# Dog walking service



## aaingel (Jan 25, 2012)

In and around Harrow area available evenings and weekends. CRB checked. I owned dogs all of my life and appreciate everyone is different. I believe regular exercise can make all the difference to a dogs health both in mind and body.I have posted a photo of my own dog in the gallery please take a look. If you are interested in a dog walking service please contact Kathy


----------



## Manoy Moneelil (Sep 1, 2011)

IME people are more likely to contract you for walking etc from this forum if you an active member, something to consider.

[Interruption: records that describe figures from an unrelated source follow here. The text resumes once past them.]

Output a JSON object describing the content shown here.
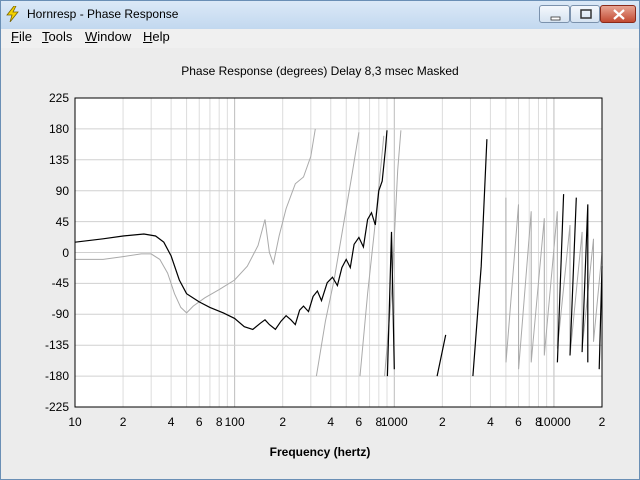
{
  "window": {
    "title": "Hornresp - Phase Response",
    "icon": "lightning-icon"
  },
  "menu": {
    "items": [
      {
        "label": "File",
        "underline": "F",
        "rest": "ile"
      },
      {
        "label": "Tools",
        "underline": "T",
        "rest": "ools"
      },
      {
        "label": "Window",
        "underline": "W",
        "rest": "indow"
      },
      {
        "label": "Help",
        "underline": "H",
        "rest": "elp"
      }
    ]
  },
  "chart_data": {
    "type": "line",
    "title": "Phase Response (degrees)    Delay 8,3 msec    Masked",
    "xlabel": "Frequency (hertz)",
    "ylabel": "",
    "x_scale": "log",
    "xlim": [
      10,
      20000
    ],
    "ylim": [
      -225,
      225
    ],
    "yticks": [
      225,
      180,
      135,
      90,
      45,
      0,
      -45,
      -90,
      -135,
      -180,
      -225
    ],
    "xticks": [
      {
        "value": 10,
        "label": "10"
      },
      {
        "value": 20,
        "label": "2"
      },
      {
        "value": 40,
        "label": "4"
      },
      {
        "value": 60,
        "label": "6"
      },
      {
        "value": 80,
        "label": "8"
      },
      {
        "value": 100,
        "label": "100"
      },
      {
        "value": 200,
        "label": "2"
      },
      {
        "value": 400,
        "label": "4"
      },
      {
        "value": 600,
        "label": "6"
      },
      {
        "value": 800,
        "label": "8"
      },
      {
        "value": 1000,
        "label": "1000"
      },
      {
        "value": 2000,
        "label": "2"
      },
      {
        "value": 4000,
        "label": "4"
      },
      {
        "value": 6000,
        "label": "6"
      },
      {
        "value": 8000,
        "label": "8"
      },
      {
        "value": 10000,
        "label": "10000"
      },
      {
        "value": 20000,
        "label": "2"
      }
    ],
    "grid": true,
    "series": [
      {
        "color": "#000000",
        "points": [
          [
            10,
            15
          ],
          [
            15,
            20
          ],
          [
            20,
            24
          ],
          [
            27,
            27
          ],
          [
            32,
            24
          ],
          [
            36,
            15
          ],
          [
            40,
            -5
          ],
          [
            45,
            -40
          ],
          [
            50,
            -60
          ],
          [
            60,
            -72
          ],
          [
            70,
            -80
          ],
          [
            85,
            -88
          ],
          [
            100,
            -96
          ],
          [
            115,
            -108
          ],
          [
            130,
            -112
          ],
          [
            145,
            -103
          ],
          [
            155,
            -98
          ],
          [
            165,
            -105
          ],
          [
            180,
            -112
          ],
          [
            195,
            -100
          ],
          [
            210,
            -92
          ],
          [
            225,
            -98
          ],
          [
            240,
            -105
          ],
          [
            255,
            -84
          ],
          [
            270,
            -78
          ],
          [
            290,
            -86
          ],
          [
            310,
            -64
          ],
          [
            330,
            -56
          ],
          [
            350,
            -70
          ],
          [
            380,
            -44
          ],
          [
            410,
            -36
          ],
          [
            440,
            -48
          ],
          [
            470,
            -22
          ],
          [
            500,
            -10
          ],
          [
            530,
            -22
          ],
          [
            560,
            12
          ],
          [
            600,
            22
          ],
          [
            640,
            8
          ],
          [
            680,
            48
          ],
          [
            720,
            58
          ],
          [
            760,
            40
          ],
          [
            800,
            90
          ],
          [
            840,
            104
          ],
          [
            880,
            150
          ],
          [
            900,
            178
          ],
          [
            905,
            -180
          ],
          [
            960,
            30
          ],
          [
            1000,
            -170
          ],
          [
            1100,
            178
          ],
          [
            1105,
            -180
          ],
          [
            1250,
            178
          ],
          [
            1255,
            -180
          ],
          [
            1500,
            170
          ],
          [
            1505,
            -180
          ],
          [
            1850,
            160
          ],
          [
            1855,
            -180
          ],
          [
            2100,
            -120
          ],
          [
            2300,
            178
          ],
          [
            2305,
            -180
          ],
          [
            2700,
            140
          ],
          [
            2705,
            -180
          ],
          [
            3100,
            178
          ],
          [
            3105,
            -180
          ],
          [
            3500,
            -20
          ],
          [
            3800,
            165
          ],
          [
            3805,
            -180
          ],
          [
            4300,
            110
          ],
          [
            4305,
            -180
          ],
          [
            4800,
            155
          ],
          [
            4805,
            -175
          ],
          [
            5300,
            120
          ],
          [
            5305,
            -180
          ],
          [
            5900,
            140
          ],
          [
            5905,
            -170
          ],
          [
            6500,
            115
          ],
          [
            6505,
            -180
          ],
          [
            7200,
            130
          ],
          [
            7205,
            -175
          ],
          [
            8000,
            100
          ],
          [
            8005,
            -170
          ],
          [
            8700,
            128
          ],
          [
            8705,
            -180
          ],
          [
            9600,
            90
          ],
          [
            9605,
            -175
          ],
          [
            10500,
            110
          ],
          [
            10505,
            -160
          ],
          [
            11500,
            85
          ],
          [
            11505,
            -170
          ],
          [
            12600,
            120
          ],
          [
            12605,
            -150
          ],
          [
            13800,
            80
          ],
          [
            13805,
            -175
          ],
          [
            15000,
            125
          ],
          [
            15005,
            -145
          ],
          [
            16300,
            70
          ],
          [
            16305,
            -160
          ],
          [
            17700,
            170
          ],
          [
            17705,
            -120
          ],
          [
            19200,
            150
          ],
          [
            19205,
            -170
          ],
          [
            20000,
            -20
          ]
        ]
      },
      {
        "color": "#aaaaaa",
        "points": [
          [
            10,
            -10
          ],
          [
            15,
            -10
          ],
          [
            20,
            -6
          ],
          [
            26,
            -2
          ],
          [
            30,
            -2
          ],
          [
            34,
            -10
          ],
          [
            38,
            -30
          ],
          [
            42,
            -60
          ],
          [
            46,
            -80
          ],
          [
            50,
            -88
          ],
          [
            55,
            -78
          ],
          [
            65,
            -66
          ],
          [
            80,
            -54
          ],
          [
            100,
            -40
          ],
          [
            120,
            -20
          ],
          [
            140,
            10
          ],
          [
            155,
            48
          ],
          [
            165,
            0
          ],
          [
            175,
            -16
          ],
          [
            190,
            24
          ],
          [
            210,
            64
          ],
          [
            240,
            100
          ],
          [
            270,
            110
          ],
          [
            300,
            140
          ],
          [
            320,
            180
          ],
          [
            325,
            -180
          ],
          [
            370,
            -100
          ],
          [
            420,
            -40
          ],
          [
            480,
            40
          ],
          [
            540,
            110
          ],
          [
            600,
            175
          ],
          [
            610,
            -180
          ],
          [
            680,
            -60
          ],
          [
            750,
            30
          ],
          [
            820,
            120
          ],
          [
            860,
            170
          ],
          [
            870,
            -180
          ],
          [
            960,
            -60
          ],
          [
            1050,
            120
          ],
          [
            1100,
            178
          ],
          [
            1105,
            -180
          ],
          [
            1250,
            160
          ],
          [
            1255,
            -180
          ],
          [
            1500,
            100
          ],
          [
            1505,
            -180
          ],
          [
            1850,
            140
          ],
          [
            1855,
            -180
          ],
          [
            2300,
            150
          ],
          [
            2305,
            -175
          ],
          [
            2800,
            120
          ],
          [
            2805,
            -180
          ],
          [
            3400,
            100
          ],
          [
            3405,
            -170
          ],
          [
            4100,
            90
          ],
          [
            4105,
            -175
          ],
          [
            5000,
            80
          ],
          [
            5005,
            -160
          ],
          [
            6000,
            70
          ],
          [
            6005,
            -170
          ],
          [
            7200,
            60
          ],
          [
            7205,
            -160
          ],
          [
            8700,
            50
          ],
          [
            8705,
            -150
          ],
          [
            10500,
            60
          ],
          [
            10505,
            -140
          ],
          [
            12600,
            40
          ],
          [
            12605,
            -150
          ],
          [
            15000,
            30
          ],
          [
            15005,
            -140
          ],
          [
            17700,
            20
          ],
          [
            17705,
            -130
          ],
          [
            20000,
            0
          ]
        ]
      }
    ]
  }
}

Also most of the walkers that are serious about attracting custom will have a basic web page defining areas covered and factors like whether your van is equipped with cages and harnesses and a rate card etc.


----------



## MarcG (Jan 23, 2012)

Thanks

Unfortunately I've not been able to find a dog walker in the Telford area that does this, the couple I have found charge around £15 for an hour which to me sounds a lot. This is why I've resorted to posting messages on forumns.


----------



## Manoy Moneelil (Sep 1, 2011)

MarcG said:


> Unfortunately I've not been able to find a dog walker in the Telford area that does this, the couple I have found charge around £15 for an hour which to me sounds a lot. This is why I've resorted to posting messages on forumns.


Can you read my mind? :w00t:

I saw your forum post/thread and was tempted to respond suggesting that you edit the title from *Dog Walker Telford* to *Seeking Dog Walker: Telford*.

I'm sure I am not alone thinking that the thread was another advert for dog walking this time in the Telford area. But I see the problem in finding a good quality service amongst the masses advertising in the area.


----------